I would also like to see Favored Enemy as a less DM fiat-powered ability. Rather than Greater Favored Enemy giving a one-time choice from an expanded list, perhaps it would allow the Ranger to choose his Favored Enemy after a long rest, assuming he spends the rest studying his prior experience, knowledge, and dealings with that race of creature. In exchange for increasing the likelihood of triggering the benefits, I would leave Favored Enemy’s damage bonus at +2.
The major concern with the Revised Ranger is its influence on multiclassing. A single level dip into Ranger provides significant utility to a number of classes (guaranteed advantage for a first-round Fighter Action Surge, anyone?), perhaps surpassing Rogue 1 as the most powerful dip. There’s also a lot of synergy between Rogue and Ranger; the Beast Master’s animal companion scales off character level, not Ranger level, so levels invested into Rogue contribute to its advancement. While the Beast Master only makes a single weapon attack on his turn, he’s got an animal companion to help him trigger Sneak Attack, so he can juice his damage output with Rogue levels (potentially up to Ranger 7/Rogue 13.) I think the final version of the class will spread these benefits over at least three levels.

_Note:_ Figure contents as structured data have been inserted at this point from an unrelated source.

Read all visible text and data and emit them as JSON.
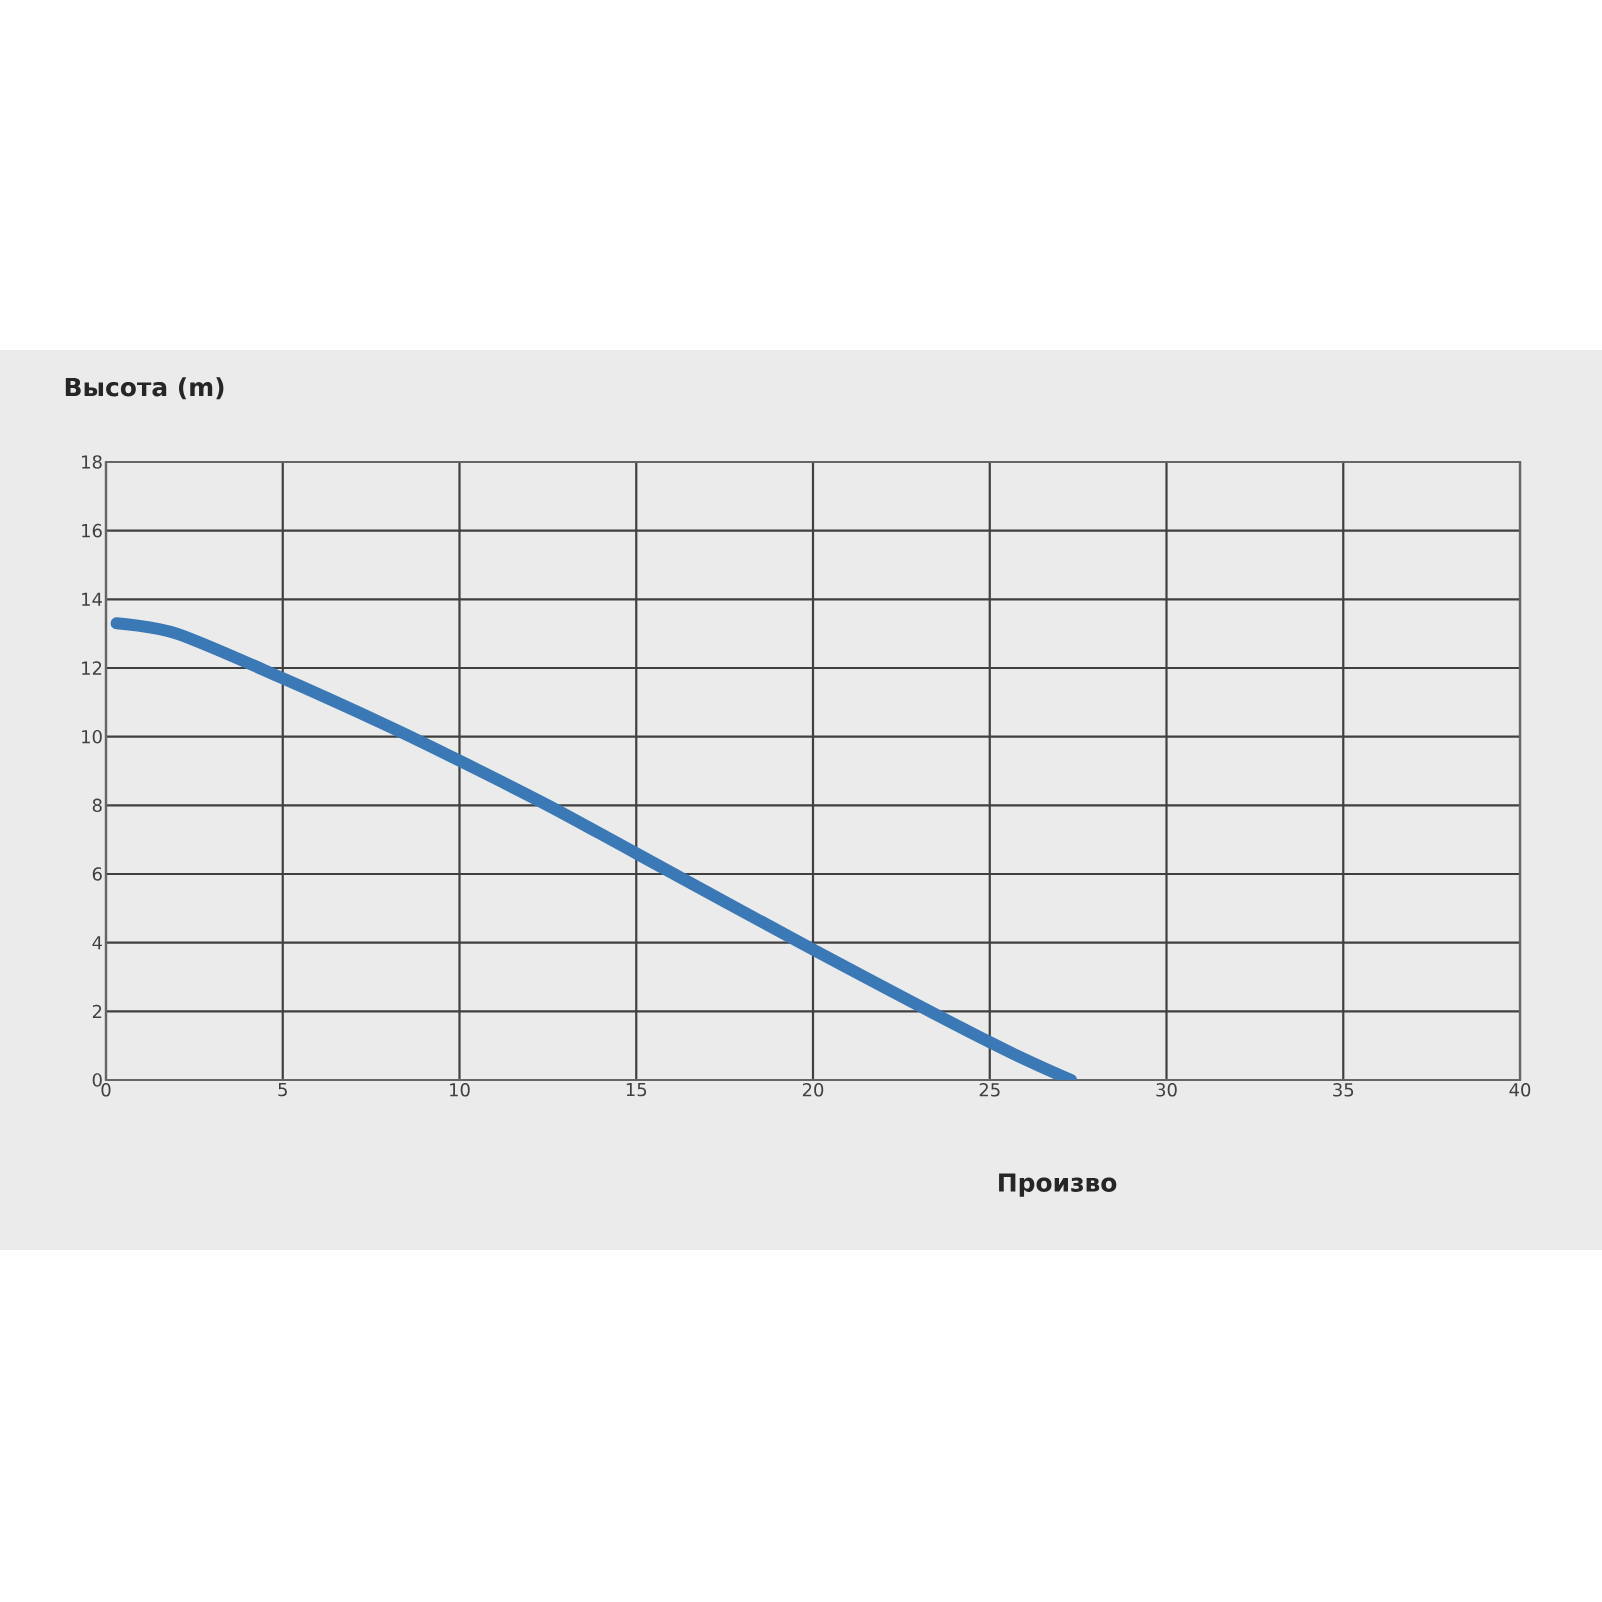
{
  "chart_data": {
    "type": "line",
    "xlabel": "Произво",
    "ylabel": "Высота (m)",
    "x": [
      0.3,
      2,
      5,
      8,
      10,
      12.5,
      15,
      20,
      25,
      27.3
    ],
    "series": [
      {
        "color": "#3b78b6",
        "values": [
          13.3,
          13,
          11.7,
          10.3,
          9.3,
          8,
          6.6,
          3.8,
          1.1,
          0
        ]
      }
    ],
    "xlim": [
      0,
      40
    ],
    "ylim": [
      0,
      18
    ],
    "xticks": [
      0,
      5,
      10,
      15,
      20,
      25,
      30,
      35,
      40
    ],
    "yticks": [
      0,
      2,
      4,
      6,
      8,
      10,
      12,
      14,
      16,
      18
    ],
    "grid": true,
    "marker": "none",
    "line_style": "solid"
  }
}
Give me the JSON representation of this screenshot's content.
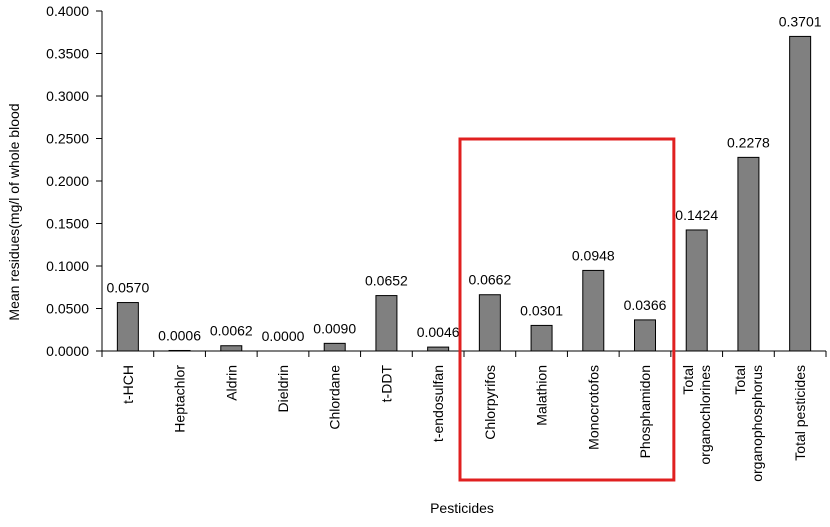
{
  "chart_data": {
    "type": "bar",
    "categories": [
      [
        "t-HCH"
      ],
      [
        "Heptachlor"
      ],
      [
        "Aldrin"
      ],
      [
        "Dieldrin"
      ],
      [
        "Chlordane"
      ],
      [
        "t-DDT"
      ],
      [
        "t-endosulfan"
      ],
      [
        "Chlorpyrifos"
      ],
      [
        "Malathion"
      ],
      [
        "Monocrotofos"
      ],
      [
        "Phosphamidon"
      ],
      [
        "Total",
        "organochlorines"
      ],
      [
        "Total",
        "organophosphorus"
      ],
      [
        "Total pesticides"
      ]
    ],
    "values": [
      0.057,
      0.0006,
      0.0062,
      0.0,
      0.009,
      0.0652,
      0.0046,
      0.0662,
      0.0301,
      0.0948,
      0.0366,
      0.1424,
      0.2278,
      0.3701
    ],
    "data_labels": [
      "0.0570",
      "0.0006",
      "0.0062",
      "0.0000",
      "0.0090",
      "0.0652",
      "0.0046",
      "0.0662",
      "0.0301",
      "0.0948",
      "0.0366",
      "0.1424",
      "0.2278",
      "0.3701"
    ],
    "ylim": [
      0,
      0.4
    ],
    "yticks": [
      "0.0000",
      "0.0500",
      "0.1000",
      "0.1500",
      "0.2000",
      "0.2500",
      "0.3000",
      "0.3500",
      "0.4000"
    ],
    "xlabel": "Pesticides",
    "ylabel": "Mean residues(mg/l of whole blood",
    "grid": false,
    "bar_color": "#808080",
    "highlight": {
      "categories": [
        "Chlorpyrifos",
        "Malathion",
        "Monocrotofos",
        "Phosphamidon"
      ],
      "color": "#e02020"
    }
  }
}
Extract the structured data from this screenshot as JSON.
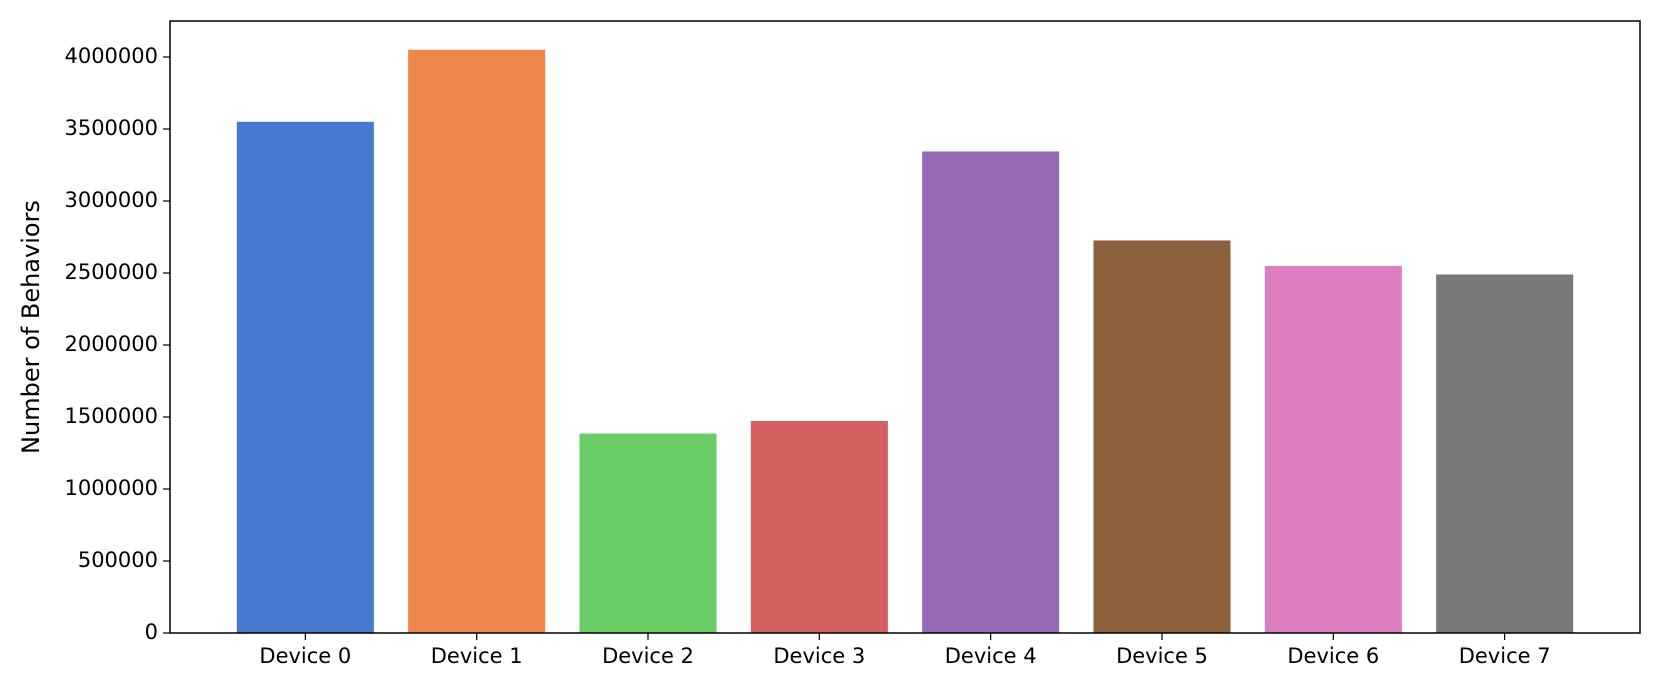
{
  "chart_data": {
    "type": "bar",
    "y_label": "Number of Behaviors",
    "categories": [
      "Device 0",
      "Device 1",
      "Device 2",
      "Device 3",
      "Device 4",
      "Device 5",
      "Device 6",
      "Device 7"
    ],
    "values": [
      3550000,
      4050000,
      1385000,
      1473000,
      3344000,
      2726000,
      2549000,
      2490000
    ],
    "colors": [
      "#4878cf",
      "#ee854a",
      "#6acc64",
      "#d65f5f",
      "#956cb4",
      "#8c613c",
      "#dc7ec0",
      "#797979"
    ],
    "ylim": [
      0,
      4250000
    ],
    "yticks": [
      0,
      500000,
      1000000,
      1500000,
      2000000,
      2500000,
      3000000,
      3500000,
      4000000
    ],
    "grid": false
  }
}
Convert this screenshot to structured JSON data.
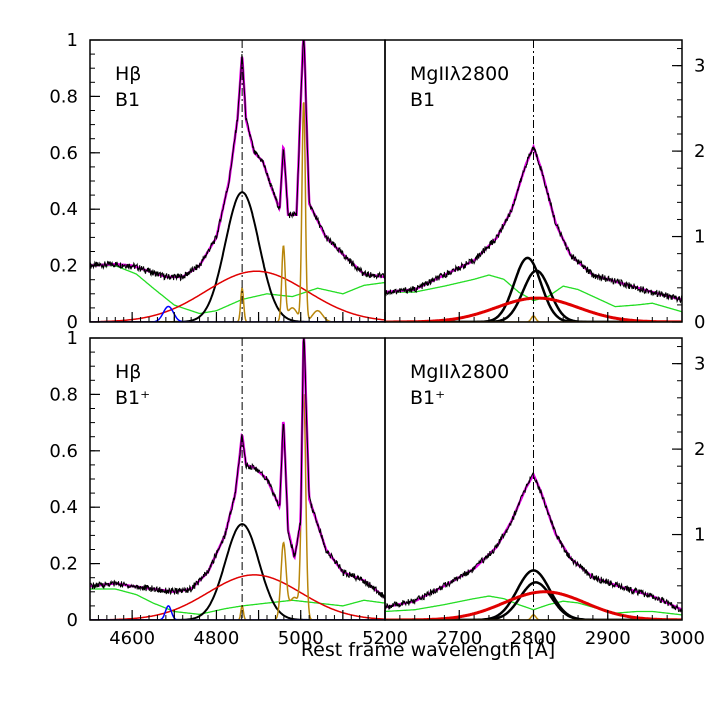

A few people have asked me if I would allow the Revised Ranger in my game. As a DM, I would encourage anyone interested in the Ranger to instead play the Revised Ranger without a second thought. Rather than dismiss the class entirely, I would monitor anyone interested in a multiclass dip to make sure the opening rounds of combat aren’t disproportionately favoring Ranger-multiclassed characters.